Penasehat ahli Hengky Lumenta yang mendampingi Sahat akhirnya maju menyampaikan pesan bahwa majelis hakim perlu mempertimbangkan aspek psikologis mengapa Sahat tidak membunyikan alarm saat tabrakan terjadi. Dia takut penumpang menjadi lebih panik dan nekat melompat ke laut.

“Dia [Sahat] yang paling mengerti kondisi psikologis penumpang, jadi mohon dipertimbangkan alasan ketika tak menyalakan alarm,” kata Hengky.

Ketidakpatuhan terhadap prosedur membunyikan alarm tanda bahaya itu terungkap saat Mahkamah Pelayaran menggelar sidang kedua pada Kamis (22/11) bertempat di Jalan Boulevard Gading Timur, Kelapa Gading, Jakarta Utara.

Sidang pertama sudah digelar pada 20 November yang menghadirkan pihak Norgas Cathinka, sedangkan sidang ketiga akan dilakukan pada 27 November mendatang dengan mendatangkan pihak di luar awak kapal.
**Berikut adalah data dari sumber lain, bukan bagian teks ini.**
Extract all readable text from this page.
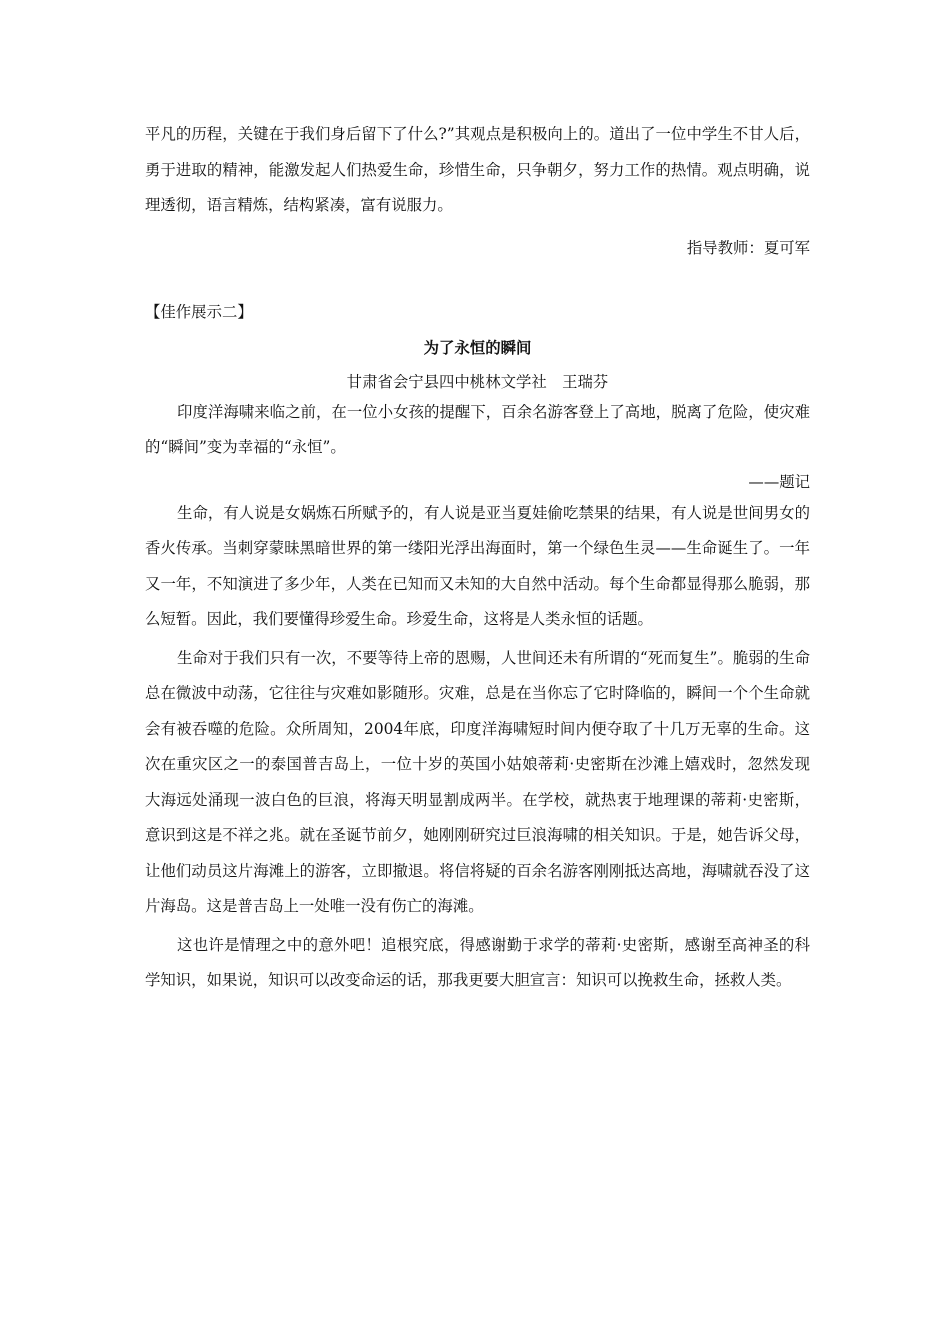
平凡的历程，关键在于我们身后留下了什么?”其观点是积极向上的。道出了一位中学生不甘人后，勇于进取的精神，能激发起人们热爱生命，珍惜生命，只争朝夕，努力工作的热情。观点明确，说理透彻，语言精炼，结构紧凑，富有说服力。

指导教师：夏可军

【佳作展示二】

为了永恒的瞬间

甘肃省会宁县四中桃林文学社　王瑞芬

印度洋海啸来临之前，在一位小女孩的提醒下，百余名游客登上了高地，脱离了危险，使灾难的“瞬间”变为幸福的“永恒”。

——题记

生命，有人说是女娲炼石所赋予的，有人说是亚当夏娃偷吃禁果的结果，有人说是世间男女的香火传承。当刺穿蒙昧黑暗世界的第一缕阳光浮出海面时，第一个绿色生灵——生命诞生了。一年又一年，不知演进了多少年，人类在已知而又未知的大自然中活动。每个生命都显得那么脆弱，那么短暂。因此，我们要懂得珍爱生命。珍爱生命，这将是人类永恒的话题。

生命对于我们只有一次，不要等待上帝的恩赐，人世间还未有所谓的“死而复生”。脆弱的生命总在微波中动荡，它往往与灾难如影随形。灾难，总是在当你忘了它时降临的，瞬间一个个生命就会有被吞噬的危险。众所周知，2004年底，印度洋海啸短时间内便夺取了十几万无辜的生命。这次在重灾区之一的泰国普吉岛上，一位十岁的英国小姑娘蒂莉·史密斯在沙滩上嬉戏时，忽然发现大海远处涌现一波白色的巨浪，将海天明显割成两半。在学校，就热衷于地理课的蒂莉·史密斯，意识到这是不祥之兆。就在圣诞节前夕，她刚刚研究过巨浪海啸的相关知识。于是，她告诉父母，让他们动员这片海滩上的游客，立即撤退。将信将疑的百余名游客刚刚抵达高地，海啸就吞没了这片海岛。这是普吉岛上一处唯一没有伤亡的海滩。

这也许是情理之中的意外吧！追根究底，得感谢勤于求学的蒂莉·史密斯，感谢至高神圣的科学知识，如果说，知识可以改变命运的话，那我更要大胆宣言：知识可以挽救生命，拯救人类。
Sesuai dengan jadwal, Mahkamah Pelayaran yang merupakan pengadilan profesi ini akan merilis keputusan pada 11 Desember 2012 dengan hukuman bersifat administratif.

Pada sidang Kamis itu, hadir awak Bahuga yakni Sahat Marulitua (nakhoda, ditetapkan sebagai tersangkut) Ujang Nanang Suryana (kepala kamar mesin, saksi,), Wahiman (masinis I, saksi), Imam Syafii (juru mudi, saksi), Anton Harahap (juru mudi, saksi), dan Dedi Irawan (juru minyak, saksi).

Sebanyak empat awak dari Norgas yakni Lat Ernesto Jr Silvina (master, Tersangkut), Su Jibing (perwira jaga, Tersangkut), He Xiao Feng (first engineer, Saksi), dan Sioson Christian Bryan (ordinary seamen, Saksi) sudah hadir pada sidang sebelumnya.

Dalam sidang yang berlangsung sekitar 6 jam itu Sahat mengatakan dirinya memenuhi prosedur pelayaran tindakan kecelakaan atau collision regulation saat peristiwa naas itu terjadi.

“Saya tidak menggunakan alarm karena takut penumpang nambah panik, saya ambil tiup suling tujuh kali pendek, satu kali panjang artinya siap meninggalkan kapal segera,” katanya.

Saat kejadian, dirinya berada di kamar mandi. Dia merasakan benturan keras, lalu langsung berlari ke anjungan kapal mengambilalih komando karena saat itu telah terjadi peralihan komando ke mualim I.

Menurut dia Bahuga layak jalan karena 3 bulan sebelumnya masuk dok untuk perbaikan. Seluruh kelengkapan kapal sesuai dengan standar. Jumlah lifjacket, jaket pelampung, tersedia hingga 1.110, lebih dari cukup.

Selain itu terdapat delapan sekoci dengan kapasitas 52 orang per sekoci meski cuma hanya satu yang bisa diturunkan di sebelah kiri kapal karena Bahuga berbenturan dengan Norgas di sebelah kanan. Kapal tenggelam, katanya, karena ditabrak Norgas Cathinka.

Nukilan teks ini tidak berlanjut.